The episode also touched on something subtler. Language models don’t just reflect us. They shape us, people are already learning how to write prompts, how to phrase questions, how to "talk to" the machine, similar to how we changed our phrasing for Google searches. This starts to feed back into how we write, how we email, and how we interact in professional settings.

Legal teams are not immune to this. If your tool is trained on legacy templates, it will reproduce legacy thinking. If your clause bank is bloated, expect bloated outputs. If you use AI to write legal documents, those documents will in turn shape the future training data. It is a loop. One that needs to be actively managed.

There is real potential to use LLMs to simplify and improve legal writing. Shorter clauses, clearer phrasing and more human explanations. That only happens if you prompt the model accordingly, or better yet, tune it to those goals. If you let it mirror whatever came before, you’re just scaling past inefficiencies.


Different vendors, same foundation

Pavlick made one final point that matters for anyone rolling out legal AI at scale. It might look like the market is full of different systems, but in practice most of them run on the same few base models.
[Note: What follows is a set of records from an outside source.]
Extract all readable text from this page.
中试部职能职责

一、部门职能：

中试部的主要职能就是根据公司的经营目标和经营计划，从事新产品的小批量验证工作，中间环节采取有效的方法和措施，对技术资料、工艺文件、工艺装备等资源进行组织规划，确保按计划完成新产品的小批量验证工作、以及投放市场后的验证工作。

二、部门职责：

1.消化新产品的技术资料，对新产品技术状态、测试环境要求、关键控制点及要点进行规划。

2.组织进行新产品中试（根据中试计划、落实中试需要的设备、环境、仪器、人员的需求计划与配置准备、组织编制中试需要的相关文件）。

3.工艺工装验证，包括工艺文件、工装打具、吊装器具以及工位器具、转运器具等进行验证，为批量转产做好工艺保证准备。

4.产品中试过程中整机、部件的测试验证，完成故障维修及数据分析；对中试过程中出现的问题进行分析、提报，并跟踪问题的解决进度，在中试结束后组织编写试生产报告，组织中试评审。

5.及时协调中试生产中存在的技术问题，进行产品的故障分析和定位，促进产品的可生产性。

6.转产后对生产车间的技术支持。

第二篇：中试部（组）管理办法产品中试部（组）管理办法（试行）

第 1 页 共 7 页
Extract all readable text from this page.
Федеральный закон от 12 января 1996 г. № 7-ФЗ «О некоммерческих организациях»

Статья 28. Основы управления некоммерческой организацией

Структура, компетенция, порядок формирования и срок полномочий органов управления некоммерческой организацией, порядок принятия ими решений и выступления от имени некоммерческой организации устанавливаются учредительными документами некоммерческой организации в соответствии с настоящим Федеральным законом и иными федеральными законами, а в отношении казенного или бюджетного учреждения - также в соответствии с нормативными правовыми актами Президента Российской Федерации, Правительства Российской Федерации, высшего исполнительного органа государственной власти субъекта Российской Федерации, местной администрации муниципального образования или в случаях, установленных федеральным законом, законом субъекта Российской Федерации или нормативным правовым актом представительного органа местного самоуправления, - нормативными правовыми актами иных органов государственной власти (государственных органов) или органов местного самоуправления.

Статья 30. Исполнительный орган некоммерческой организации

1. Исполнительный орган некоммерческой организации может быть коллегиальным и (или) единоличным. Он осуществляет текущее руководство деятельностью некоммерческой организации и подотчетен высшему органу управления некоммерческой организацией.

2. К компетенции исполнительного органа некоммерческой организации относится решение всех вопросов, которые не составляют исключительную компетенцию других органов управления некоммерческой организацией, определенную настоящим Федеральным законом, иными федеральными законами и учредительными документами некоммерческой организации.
GPT-4, Claude, Gemini, maybe a few open-source variants. Wrap a new UI around them, plug in a contract template, and now you’ve got a new tool.

That creates a risk. If your redline assistant, clause checker, and legal chatbot are all using the same foundation model, then a model-level issue could affect all three. If a vendor updates its underlying model without telling you, it might break your prompts or subtly change how the tool behaves.

Legal tech leaders need to understand what models sit behind the tools they use. Not just the vendor or the interface. The actual model. When it was last updated. Whether you can lock it to a specific version. What your fallback is if something shifts.

Governance matters. Not because the model will fail in a dramatic way, but because it might drift in a quiet one which goes unnoticed.


Maybe the black box isn’t the problem

We treat the black-box nature of LLMs as a critical flaw. Sometimes it is. Often, it is just a reminder that intelligence, could be human or machine, is not always legible. We can’t trace every decision a person makes. We rely on patterns. We run tests. We build trust through interaction, not introspection.

LLMs are not magic, they are not conscious and they are not reliable in the way we might like, but... they are also useful. Surprisingly useful. Especially in legal workflows where language is structure, argument, and power.

You don’t have to see inside the system to use it well. You just need to know what it does, where it breaks, and how to guide it.

That might be enough.


If you’re exploring how to bring LLMs into legal workflows, the goal isn’t to crack open the model and understand every detail. That’s not realistic, and it’s not the point. What matters is whether the system behaves in a way that’s consistent, useful, and trustworthy within your context, all this requires the right framing, the right questions, and an understanding of the risks.

So I'd suggest to keep these in mind when working with LLMs:

  • Behaviour over intent
    Focus on how the model behaves, not whether it truly "understands."
  • Prompt design matters
    Good results come from precise, structured inputs. Treat prompting as UI design, not magic spells.
  • Explanation ≠ justification
    Never treat the model’s explanation of its answer as a reason to trust it. Review the outcome directly.
  • Trace the model lineage
    Know what foundation model sits behind your tools, and whether it has changed.
  • Control training feedback loops
    Avoid letting the model reinforce outdated templates or verbose style. Tune for clarity where possible.
  • Test, monitor, adjust
    Run regular tests on known contracts. Monitor for behaviour drift. Adjust prompts or context inputs as needed.
  • Don’t ask for perfection
    Ask whether the model saves time, adds clarity, or improves consistency. If yes, that’s a win.